Aleksandar Vucic’s government in Serbia has been sabotaging negotiations with Kosovo over the latter’s international status. That much is apparent to anyone who has followed the Belgrade-Pristina dialogue since its inception in 2011.
What has only recently become clear, however, although it has been discussed openly in diplomatic circles for some time, is what exactly his government’s preferred solution to the dispute is.
If Serbia is not prepared to eventually recognize Kosovo’s independence within the context of its own accession to the EU, how does it propose to resolve the impasse between the two states?
The diplomatic chatter has now become explicit government policy: partition.
Civil society, academics, and former government officials alike have all made clear why such “border corrections” in the Balkans are a certain recipe for chaos.
If we have learned anything from the region’s post-Ottoman history, it is that “ethnic partition” is a byword for conflict.

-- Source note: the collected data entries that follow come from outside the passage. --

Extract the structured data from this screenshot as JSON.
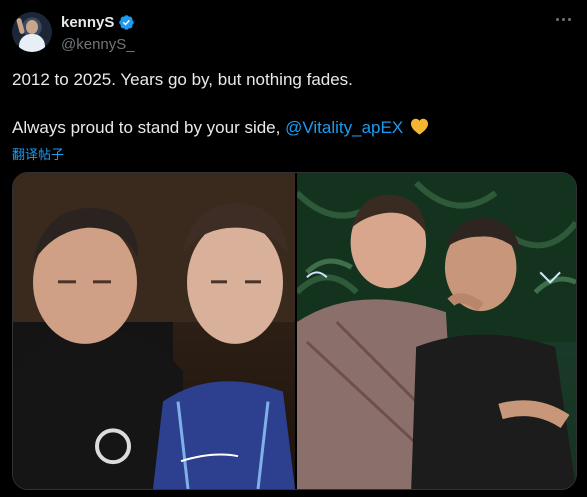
{
  "tweet": {
    "display_name": "kennyS",
    "handle": "@kennyS_",
    "line1": "2012 to 2025. Years go by, but nothing fades.",
    "line2_prefix": "Always proud to stand by your side, ",
    "mention": "@Vitality_apEX",
    "translate_label": "翻译帖子"
  },
  "icons": {
    "verified": "verified-badge-icon",
    "more": "more-options-icon",
    "heart": "yellow-heart-emoji-icon"
  },
  "colors": {
    "accent": "#1d9bf0",
    "text": "#e7e9ea",
    "secondary": "#71767b",
    "background": "#000000",
    "heart": "#f5b731"
  }
}
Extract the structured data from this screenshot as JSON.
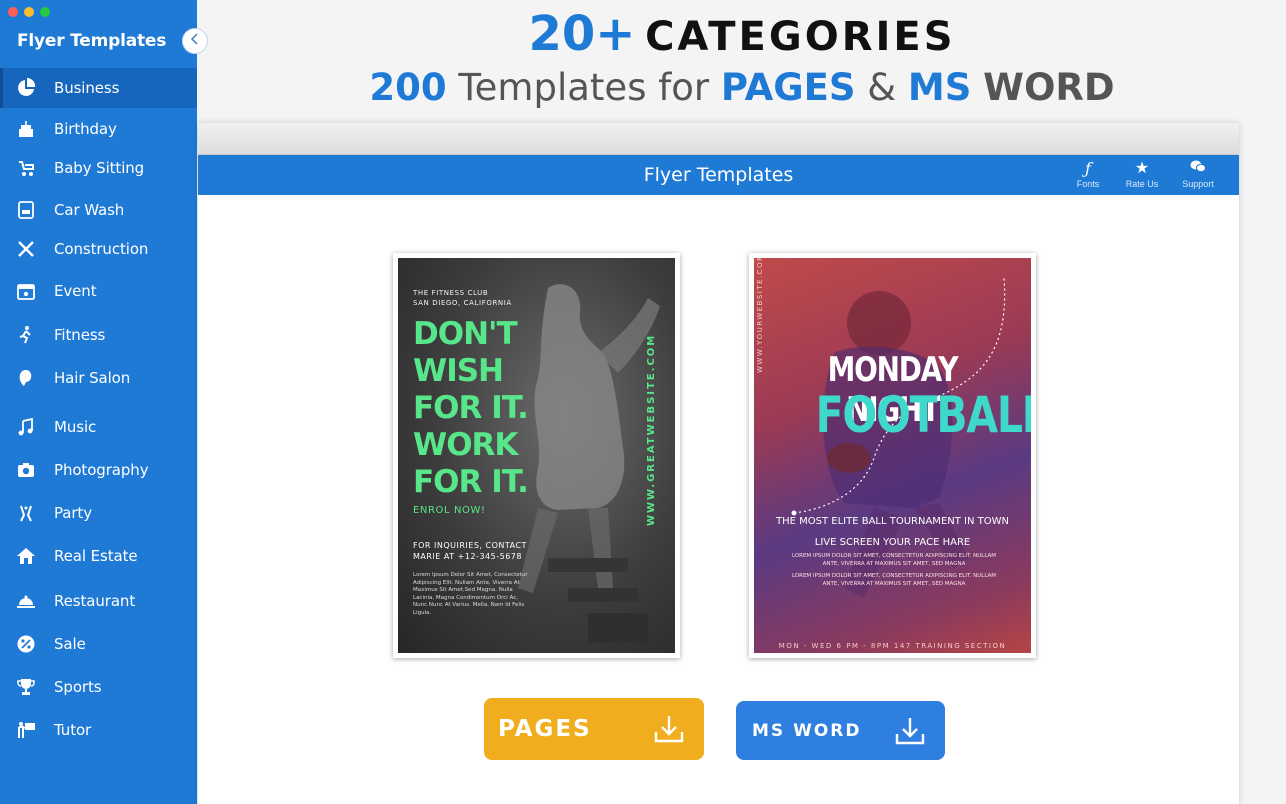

What is still more jarring is the extent to which Vucic and Co.’s proposed bargain over Kosovo clearly has more to do with Bosnia and Herzegovina than with Serbia’s erstwhile province.
Vucic’s rhetoric concerning the whole matter makes clear that he and his government, especially the Foreign Minister Ivica Dacic, are not interested in “reconciliation” with any of Serbia’s neighbors.
Their aim is to contest the post-Yugoslav settlement in the region, which saw Slobodan Milosevic’s attempt to carve out a “Greater Serbia” from the old federation defeated in four consecutive wars.
This is not ancient history, it is the immediate context. Neither Vucic nor Dacic have ever expressed an iota of contrition for these wars, for their direct role in them as members of Milosevic’s government, or for the nearly 150,000 deaths they caused across the region.